Name: Ariana L. Shults
Name: Samantha J Hatley
Name: Megan Mendieta
Name: Mohammed A. Tamim
Name: Brenda J.Cardenas
Name: Heston Scott Hamilton

LAB 2 WRITE-UP

Descriptive Statistics

Experiment 1


Tables of human LPS dosage vs inflammotin concentration statistical analysis on pdf.


Experiment 2

Tables of rats LPS dosage vs inflammotin concentration statistical analysis on pdf.




Results

Experiment 1

Graph of Measure of Inflammotin with Increasing LPS Dosage in Humans on pdf.


Experiment 2

Graph of Measure of Inflammotin with Increasing LPS Dosage in Rats on pdf.




Analysis

Experiment 1

The overall ANOVA p-value was 1.40083E-16 and since it was less than 0.05, or of 95% confidence, it was statistically significant. The t-tests confirmed that all the p-values were less than the Bonferroni Correction value, therefore all the comparisions were statistically significant.
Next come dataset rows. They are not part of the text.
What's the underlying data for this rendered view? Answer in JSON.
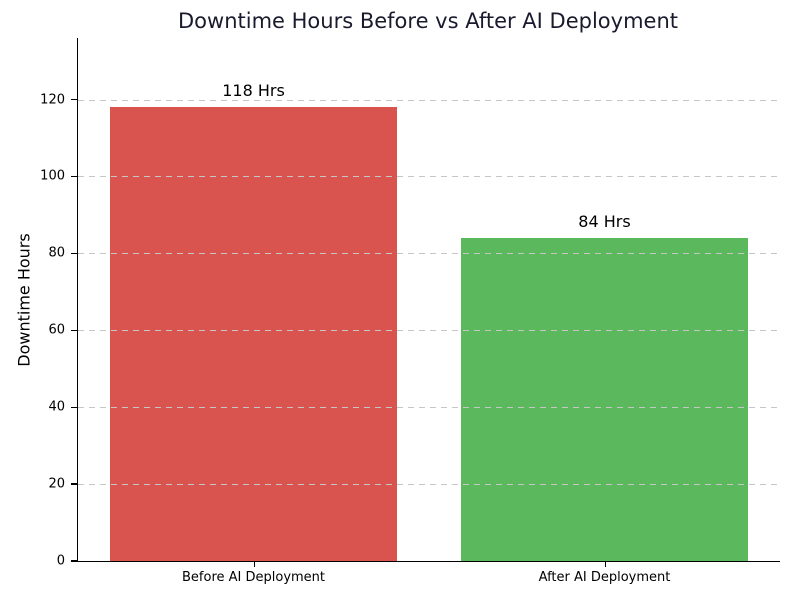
{
  "chart_data": {
    "type": "bar",
    "title": "Downtime Hours Before vs After AI Deployment",
    "title_color": "#1a1a2e",
    "xlabel": "",
    "ylabel": "Downtime Hours",
    "categories": [
      "Before AI Deployment",
      "After AI Deployment"
    ],
    "values": [
      118,
      84
    ],
    "value_labels": [
      "118 Hrs",
      "84 Hrs"
    ],
    "bar_colors": [
      "#d9534f",
      "#5cb85c"
    ],
    "ylim": [
      0,
      136
    ],
    "yticks": [
      0,
      20,
      40,
      60,
      80,
      100,
      120
    ],
    "grid": "horizontal-dashed",
    "grid_color": "#c6c6c6",
    "legend": "none"
  }
}
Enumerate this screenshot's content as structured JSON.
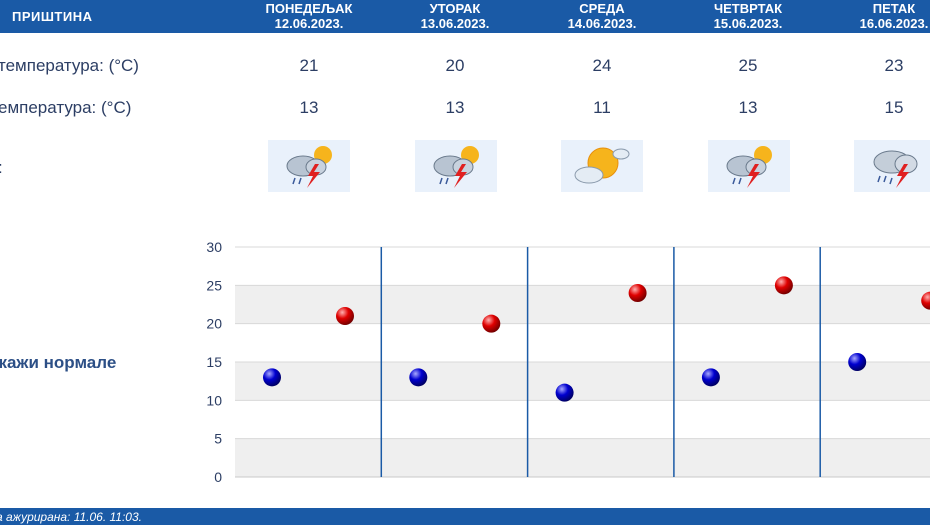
{
  "header": {
    "city": "ПРИШТИНА",
    "days": [
      {
        "name": "ПОНЕДЕЉАК",
        "date": "12.06.2023."
      },
      {
        "name": "УТОРАК",
        "date": "13.06.2023."
      },
      {
        "name": "СРЕДА",
        "date": "14.06.2023."
      },
      {
        "name": "ЧЕТВРТАК",
        "date": "15.06.2023."
      },
      {
        "name": "ПЕТАК",
        "date": "16.06.2023."
      }
    ]
  },
  "rows": {
    "max_label": "температура: (°C)",
    "min_label": "емпература: (°C)",
    "weather_label": ":"
  },
  "weather_icons": [
    "sun-cloud-storm-icon",
    "sun-cloud-storm-icon",
    "sun-cloud-icon",
    "sun-cloud-storm-icon",
    "cloud-rain-storm-icon"
  ],
  "normals_label": "икажи нормале",
  "footer": {
    "text": "а ажурирана:  11.06.  11:03."
  },
  "colors": {
    "header": "#1a5aa6",
    "max_dot": "#d40000",
    "min_dot": "#0000c0",
    "separator": "#1a5aa6"
  },
  "chart_data": {
    "type": "scatter",
    "categories": [
      "12.06.2023.",
      "13.06.2023.",
      "14.06.2023.",
      "15.06.2023.",
      "16.06.2023."
    ],
    "series": [
      {
        "values": [
          21,
          20,
          24,
          25,
          23
        ],
        "color": "#d40000"
      },
      {
        "values": [
          13,
          13,
          11,
          13,
          15
        ],
        "color": "#0000c0"
      }
    ],
    "ylim": [
      0,
      30
    ],
    "yticks": [
      0,
      5,
      10,
      15,
      20,
      25,
      30
    ],
    "grid": true,
    "title": "",
    "xlabel": "",
    "ylabel": ""
  }
}
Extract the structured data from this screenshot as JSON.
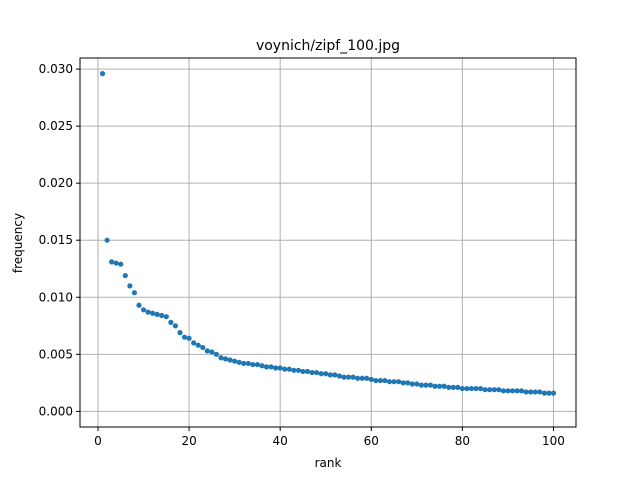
{
  "chart_data": {
    "type": "scatter",
    "title": "voynich/zipf_100.jpg",
    "xlabel": "rank",
    "ylabel": "frequency",
    "xlim": [
      -3.95,
      104.95
    ],
    "ylim": [
      -0.00137,
      0.03097
    ],
    "xticks": [
      0,
      20,
      40,
      60,
      80,
      100
    ],
    "xtick_labels": [
      "0",
      "20",
      "40",
      "60",
      "80",
      "100"
    ],
    "yticks": [
      0.0,
      0.005,
      0.01,
      0.015,
      0.02,
      0.025,
      0.03
    ],
    "ytick_labels": [
      "0.000",
      "0.005",
      "0.010",
      "0.015",
      "0.020",
      "0.025",
      "0.030"
    ],
    "grid": true,
    "marker_color": "#1f77b4",
    "x": [
      1,
      2,
      3,
      4,
      5,
      6,
      7,
      8,
      9,
      10,
      11,
      12,
      13,
      14,
      15,
      16,
      17,
      18,
      19,
      20,
      21,
      22,
      23,
      24,
      25,
      26,
      27,
      28,
      29,
      30,
      31,
      32,
      33,
      34,
      35,
      36,
      37,
      38,
      39,
      40,
      41,
      42,
      43,
      44,
      45,
      46,
      47,
      48,
      49,
      50,
      51,
      52,
      53,
      54,
      55,
      56,
      57,
      58,
      59,
      60,
      61,
      62,
      63,
      64,
      65,
      66,
      67,
      68,
      69,
      70,
      71,
      72,
      73,
      74,
      75,
      76,
      77,
      78,
      79,
      80,
      81,
      82,
      83,
      84,
      85,
      86,
      87,
      88,
      89,
      90,
      91,
      92,
      93,
      94,
      95,
      96,
      97,
      98,
      99,
      100
    ],
    "y": [
      0.0296,
      0.015,
      0.0131,
      0.013,
      0.0129,
      0.0119,
      0.011,
      0.0104,
      0.0093,
      0.0089,
      0.0087,
      0.0086,
      0.0085,
      0.0084,
      0.0083,
      0.0078,
      0.0075,
      0.0069,
      0.0065,
      0.0064,
      0.006,
      0.0058,
      0.0056,
      0.0053,
      0.0052,
      0.005,
      0.0047,
      0.0046,
      0.0045,
      0.0044,
      0.0043,
      0.0042,
      0.0042,
      0.0041,
      0.0041,
      0.004,
      0.0039,
      0.0039,
      0.0038,
      0.0038,
      0.0037,
      0.0037,
      0.0036,
      0.0036,
      0.0035,
      0.0035,
      0.0034,
      0.0034,
      0.0033,
      0.0033,
      0.0032,
      0.0032,
      0.0031,
      0.003,
      0.003,
      0.003,
      0.0029,
      0.0029,
      0.0029,
      0.0028,
      0.0027,
      0.0027,
      0.0027,
      0.0026,
      0.0026,
      0.0026,
      0.0025,
      0.0025,
      0.0024,
      0.0024,
      0.0023,
      0.0023,
      0.0023,
      0.0022,
      0.0022,
      0.0022,
      0.0021,
      0.0021,
      0.0021,
      0.002,
      0.002,
      0.002,
      0.002,
      0.002,
      0.0019,
      0.0019,
      0.0019,
      0.0019,
      0.0018,
      0.0018,
      0.0018,
      0.0018,
      0.0018,
      0.0017,
      0.0017,
      0.0017,
      0.0017,
      0.0016,
      0.0016,
      0.0016
    ]
  }
}
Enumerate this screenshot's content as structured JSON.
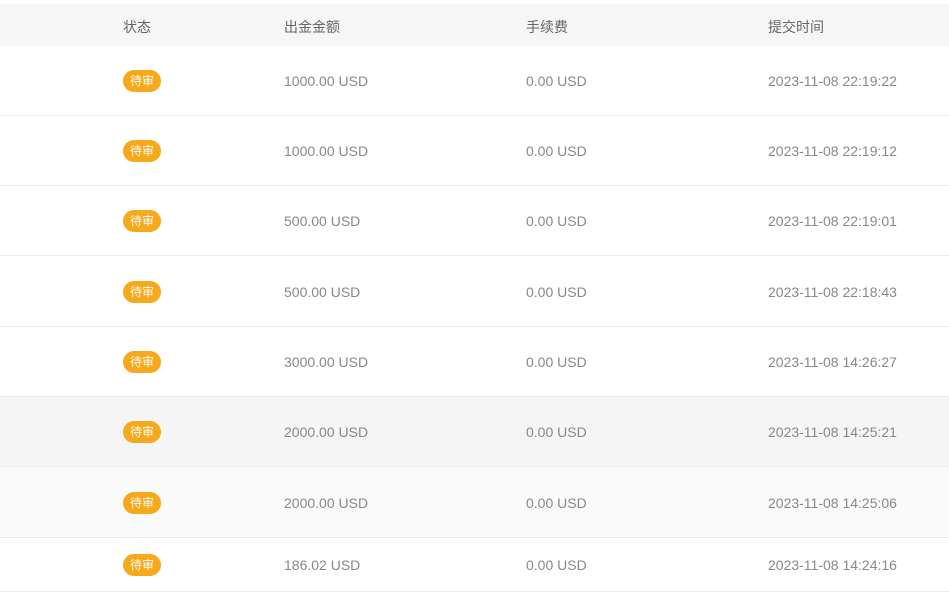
{
  "header": {
    "status": "状态",
    "amount": "出金金额",
    "fee": "手续费",
    "time": "提交时间"
  },
  "colors": {
    "badge": "#f7a81b"
  },
  "rows": [
    {
      "status": "待审",
      "amount": "1000.00 USD",
      "fee": "0.00 USD",
      "time": "2023-11-08 22:19:22"
    },
    {
      "status": "待审",
      "amount": "1000.00 USD",
      "fee": "0.00 USD",
      "time": "2023-11-08 22:19:12"
    },
    {
      "status": "待审",
      "amount": "500.00 USD",
      "fee": "0.00 USD",
      "time": "2023-11-08 22:19:01"
    },
    {
      "status": "待审",
      "amount": "500.00 USD",
      "fee": "0.00 USD",
      "time": "2023-11-08 22:18:43"
    },
    {
      "status": "待审",
      "amount": "3000.00 USD",
      "fee": "0.00 USD",
      "time": "2023-11-08 14:26:27"
    },
    {
      "status": "待审",
      "amount": "2000.00 USD",
      "fee": "0.00 USD",
      "time": "2023-11-08 14:25:21"
    },
    {
      "status": "待审",
      "amount": "2000.00 USD",
      "fee": "0.00 USD",
      "time": "2023-11-08 14:25:06"
    },
    {
      "status": "待审",
      "amount": "186.02 USD",
      "fee": "0.00 USD",
      "time": "2023-11-08 14:24:16"
    }
  ]
}
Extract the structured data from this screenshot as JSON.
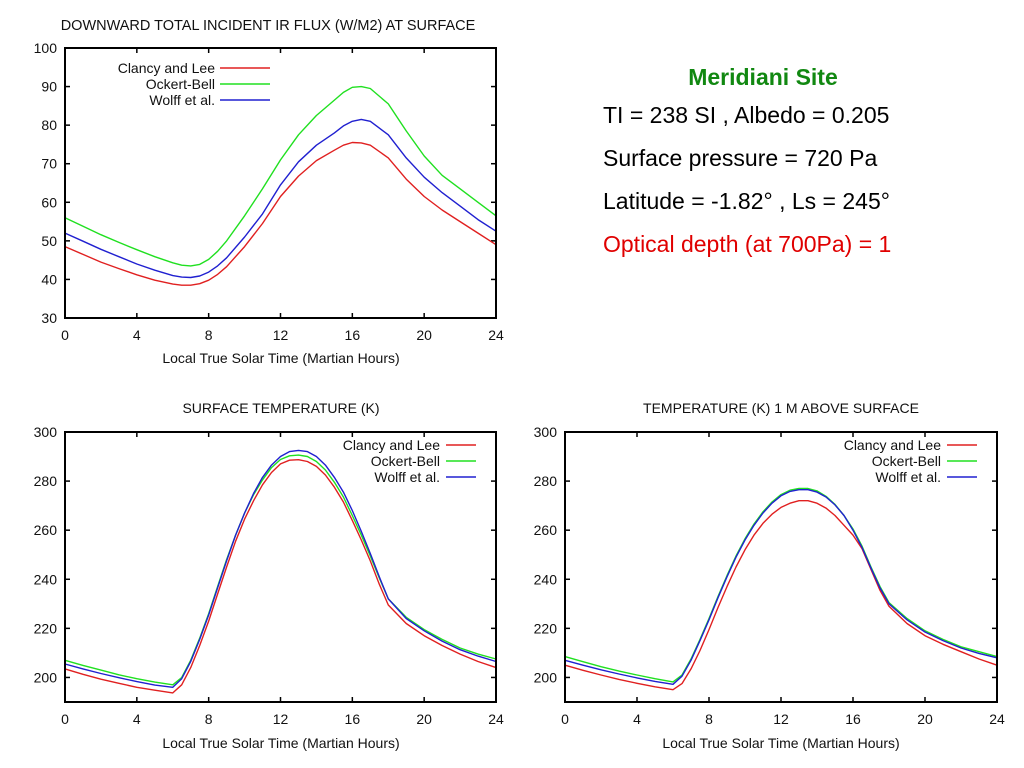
{
  "info_panel": {
    "site_name": "Meridiani Site",
    "lines": [
      "TI = 238 SI , Albedo = 0.205",
      "Surface pressure = 720 Pa",
      "Latitude = -1.82° , Ls = 245°",
      "Optical depth (at 700Pa) = 1"
    ],
    "colors": {
      "site": "#118811",
      "optical_depth": "#e00000",
      "text": "#000000"
    }
  },
  "chart_data": [
    {
      "id": "ir-flux",
      "type": "line",
      "title": "DOWNWARD TOTAL INCIDENT IR FLUX (W/M2) AT SURFACE",
      "xlabel": "Local True Solar Time (Martian Hours)",
      "ylabel": "",
      "xlim": [
        0,
        24
      ],
      "ylim": [
        30,
        100
      ],
      "xticks": [
        0,
        4,
        8,
        12,
        16,
        20,
        24
      ],
      "yticks": [
        30,
        40,
        50,
        60,
        70,
        80,
        90,
        100
      ],
      "grid": false,
      "legend_position": "top-left",
      "x": [
        0,
        1,
        2,
        3,
        4,
        5,
        6,
        6.5,
        7,
        7.5,
        8,
        8.5,
        9,
        10,
        11,
        12,
        13,
        14,
        15,
        15.5,
        16,
        16.5,
        17,
        18,
        19,
        20,
        21,
        22,
        23,
        24
      ],
      "series": [
        {
          "name": "Clancy and Lee",
          "color": "#e02020",
          "values": [
            48.5,
            46.5,
            44.5,
            42.8,
            41.2,
            39.8,
            38.8,
            38.5,
            38.5,
            38.9,
            39.8,
            41.3,
            43.3,
            48.5,
            54.5,
            61.5,
            66.8,
            70.8,
            73.5,
            74.8,
            75.5,
            75.4,
            74.8,
            71.5,
            66.0,
            61.5,
            58.0,
            55.0,
            52.0,
            49.0
          ]
        },
        {
          "name": "Ockert-Bell",
          "color": "#20e020",
          "values": [
            56.0,
            53.8,
            51.6,
            49.6,
            47.7,
            45.9,
            44.3,
            43.7,
            43.5,
            43.9,
            45.2,
            47.3,
            50.0,
            56.5,
            63.5,
            71.0,
            77.5,
            82.5,
            86.5,
            88.5,
            89.8,
            90.0,
            89.5,
            85.5,
            78.5,
            72.0,
            67.0,
            63.5,
            60.0,
            56.5
          ]
        },
        {
          "name": "Wolff et al.",
          "color": "#2020d0",
          "values": [
            52.0,
            49.9,
            47.8,
            45.9,
            44.0,
            42.4,
            41.0,
            40.6,
            40.5,
            40.9,
            41.9,
            43.5,
            45.6,
            51.0,
            57.0,
            64.5,
            70.5,
            74.8,
            78.0,
            79.8,
            81.0,
            81.5,
            81.0,
            77.5,
            71.5,
            66.5,
            62.5,
            59.0,
            55.5,
            52.5
          ]
        }
      ]
    },
    {
      "id": "surface-temp",
      "type": "line",
      "title": "SURFACE TEMPERATURE (K)",
      "xlabel": "Local True Solar Time (Martian Hours)",
      "ylabel": "",
      "xlim": [
        0,
        24
      ],
      "ylim": [
        190,
        300
      ],
      "xticks": [
        0,
        4,
        8,
        12,
        16,
        20,
        24
      ],
      "yticks": [
        200,
        220,
        240,
        260,
        280,
        300
      ],
      "grid": false,
      "legend_position": "top-right",
      "x": [
        0,
        1,
        2,
        3,
        4,
        5,
        6,
        6.5,
        7,
        7.5,
        8,
        8.5,
        9,
        9.5,
        10,
        10.5,
        11,
        11.5,
        12,
        12.5,
        13,
        13.5,
        14,
        14.5,
        15,
        15.5,
        16,
        16.5,
        17,
        17.5,
        18,
        19,
        20,
        21,
        22,
        23,
        24
      ],
      "series": [
        {
          "name": "Clancy and Lee",
          "color": "#e02020",
          "values": [
            203.5,
            201.3,
            199.3,
            197.6,
            196.0,
            194.8,
            193.7,
            197.0,
            204.0,
            213.0,
            223.0,
            234.0,
            245.0,
            255.5,
            264.5,
            272.0,
            278.5,
            283.5,
            287.0,
            288.5,
            288.7,
            288.0,
            286.0,
            282.5,
            277.5,
            271.5,
            264.0,
            256.0,
            247.5,
            238.0,
            229.5,
            222.0,
            217.0,
            213.0,
            209.5,
            206.5,
            204.0
          ]
        },
        {
          "name": "Ockert-Bell",
          "color": "#20e020",
          "values": [
            207.0,
            204.9,
            203.0,
            201.1,
            199.5,
            198.1,
            197.0,
            200.0,
            207.0,
            216.0,
            226.0,
            237.0,
            248.0,
            258.0,
            267.0,
            274.5,
            280.5,
            285.5,
            288.8,
            290.3,
            290.6,
            290.0,
            288.0,
            284.5,
            279.5,
            273.5,
            266.0,
            258.0,
            249.5,
            240.5,
            232.0,
            224.5,
            219.5,
            215.5,
            212.0,
            209.5,
            207.5
          ]
        },
        {
          "name": "Wolff et al.",
          "color": "#2020d0",
          "values": [
            205.5,
            203.5,
            201.6,
            199.9,
            198.3,
            196.9,
            196.0,
            199.5,
            206.5,
            215.5,
            225.5,
            236.5,
            247.5,
            258.0,
            267.0,
            275.0,
            281.5,
            286.5,
            290.0,
            292.0,
            292.5,
            292.0,
            290.0,
            286.5,
            281.5,
            275.5,
            268.0,
            259.5,
            250.5,
            241.0,
            232.0,
            224.0,
            219.0,
            214.8,
            211.3,
            208.7,
            206.5
          ]
        }
      ]
    },
    {
      "id": "temp-1m",
      "type": "line",
      "title": "TEMPERATURE (K) 1 M ABOVE SURFACE",
      "xlabel": "Local True Solar Time (Martian Hours)",
      "ylabel": "",
      "xlim": [
        0,
        24
      ],
      "ylim": [
        190,
        300
      ],
      "xticks": [
        0,
        4,
        8,
        12,
        16,
        20,
        24
      ],
      "yticks": [
        200,
        220,
        240,
        260,
        280,
        300
      ],
      "grid": false,
      "legend_position": "top-right",
      "x": [
        0,
        1,
        2,
        3,
        4,
        5,
        6,
        6.5,
        7,
        7.5,
        8,
        8.5,
        9,
        9.5,
        10,
        10.5,
        11,
        11.5,
        12,
        12.5,
        13,
        13.5,
        14,
        14.5,
        15,
        15.5,
        16,
        16.5,
        17,
        17.5,
        18,
        19,
        20,
        21,
        22,
        23,
        24
      ],
      "series": [
        {
          "name": "Clancy and Lee",
          "color": "#e02020",
          "values": [
            205.0,
            202.9,
            201.0,
            199.2,
            197.6,
            196.2,
            195.0,
            197.5,
            203.5,
            211.0,
            219.5,
            228.5,
            237.0,
            245.0,
            252.0,
            258.0,
            262.8,
            266.5,
            269.3,
            271.0,
            272.0,
            272.0,
            271.0,
            269.0,
            266.0,
            262.0,
            258.0,
            252.5,
            244.0,
            235.5,
            229.0,
            222.0,
            217.0,
            213.5,
            210.5,
            207.5,
            205.0
          ]
        },
        {
          "name": "Ockert-Bell",
          "color": "#20e020",
          "values": [
            208.5,
            206.4,
            204.4,
            202.6,
            201.0,
            199.5,
            198.2,
            201.0,
            207.5,
            215.5,
            224.0,
            233.0,
            241.5,
            249.5,
            256.5,
            262.5,
            267.5,
            271.5,
            274.5,
            276.3,
            277.0,
            277.0,
            276.0,
            273.8,
            270.5,
            266.0,
            260.5,
            253.5,
            245.0,
            237.0,
            230.5,
            224.0,
            219.0,
            215.5,
            212.5,
            210.5,
            208.5
          ]
        },
        {
          "name": "Wolff et al.",
          "color": "#2020d0",
          "values": [
            207.0,
            205.0,
            203.1,
            201.4,
            199.8,
            198.4,
            197.2,
            200.5,
            207.0,
            215.0,
            223.5,
            232.5,
            241.0,
            249.0,
            256.0,
            262.0,
            267.0,
            271.0,
            274.0,
            275.8,
            276.5,
            276.5,
            275.5,
            273.5,
            270.3,
            266.0,
            260.0,
            253.0,
            244.5,
            236.5,
            230.0,
            223.5,
            218.5,
            215.0,
            212.0,
            209.8,
            208.0
          ]
        }
      ]
    }
  ]
}
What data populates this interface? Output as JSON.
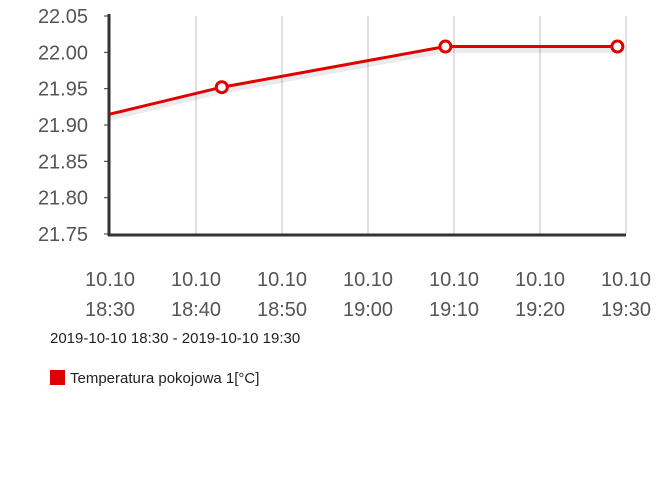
{
  "chart_data": {
    "type": "line",
    "subtitle": "2019-10-10 18:30 - 2019-10-10 19:30",
    "x": [
      "2019-10-10 18:30",
      "2019-10-10 18:43",
      "2019-10-10 19:09",
      "2019-10-10 19:29"
    ],
    "series": [
      {
        "name": "Temperatura pokojowa 1[°C]",
        "color": "#e00000",
        "values": [
          21.915,
          21.952,
          22.008,
          22.008
        ]
      }
    ],
    "xlim": [
      "2019-10-10 18:30",
      "2019-10-10 19:30"
    ],
    "xticks": [
      {
        "value": "2019-10-10 18:30",
        "label": "10.10 18:30"
      },
      {
        "value": "2019-10-10 18:40",
        "label": "10.10 18:40"
      },
      {
        "value": "2019-10-10 18:50",
        "label": "10.10 18:50"
      },
      {
        "value": "2019-10-10 19:00",
        "label": "10.10 19:00"
      },
      {
        "value": "2019-10-10 19:10",
        "label": "10.10 19:10"
      },
      {
        "value": "2019-10-10 19:20",
        "label": "10.10 19:20"
      },
      {
        "value": "2019-10-10 19:30",
        "label": "10.10 19:30"
      }
    ],
    "ylim": [
      21.75,
      22.05
    ],
    "yticks": [
      21.75,
      {
        "value": 21.8,
        "label": "21.80"
      },
      21.85,
      {
        "value": 21.9,
        "label": "21.90"
      },
      21.95,
      {
        "value": 22,
        "label": "22.00"
      },
      22.05
    ],
    "grid": true
  }
}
The 0-mg vs. 15-mg comparison had the most significance.


Experiment 2

The t-test value was 0.867403497 and because it was greater than 0.05, the difference in inflammotin concentrations between the two groups was not statistically significant.



Summary/Discussion

After analyzing the data given through both experimental scenarios, we were able to determine which results were statistically significant. For the trials run on human subjects, the overall ANOVA p-value was calculated to be 1.40083E-16, and since it was less than 0.05 it was considered statistically significant. The individual t-tests comparing each set of human data confirmed that all the p-values were less than the Bonferroni Correction value, therefore all the comparisions were statistically significant. The 0-mg vs. 15-mg comparison had the most significance. In the trials performed on the rats, a t-test returned a p-value of 0.867403497. Since this value is greater than 0.05, we can infer that the difference between the two rat trials was not statistically significant.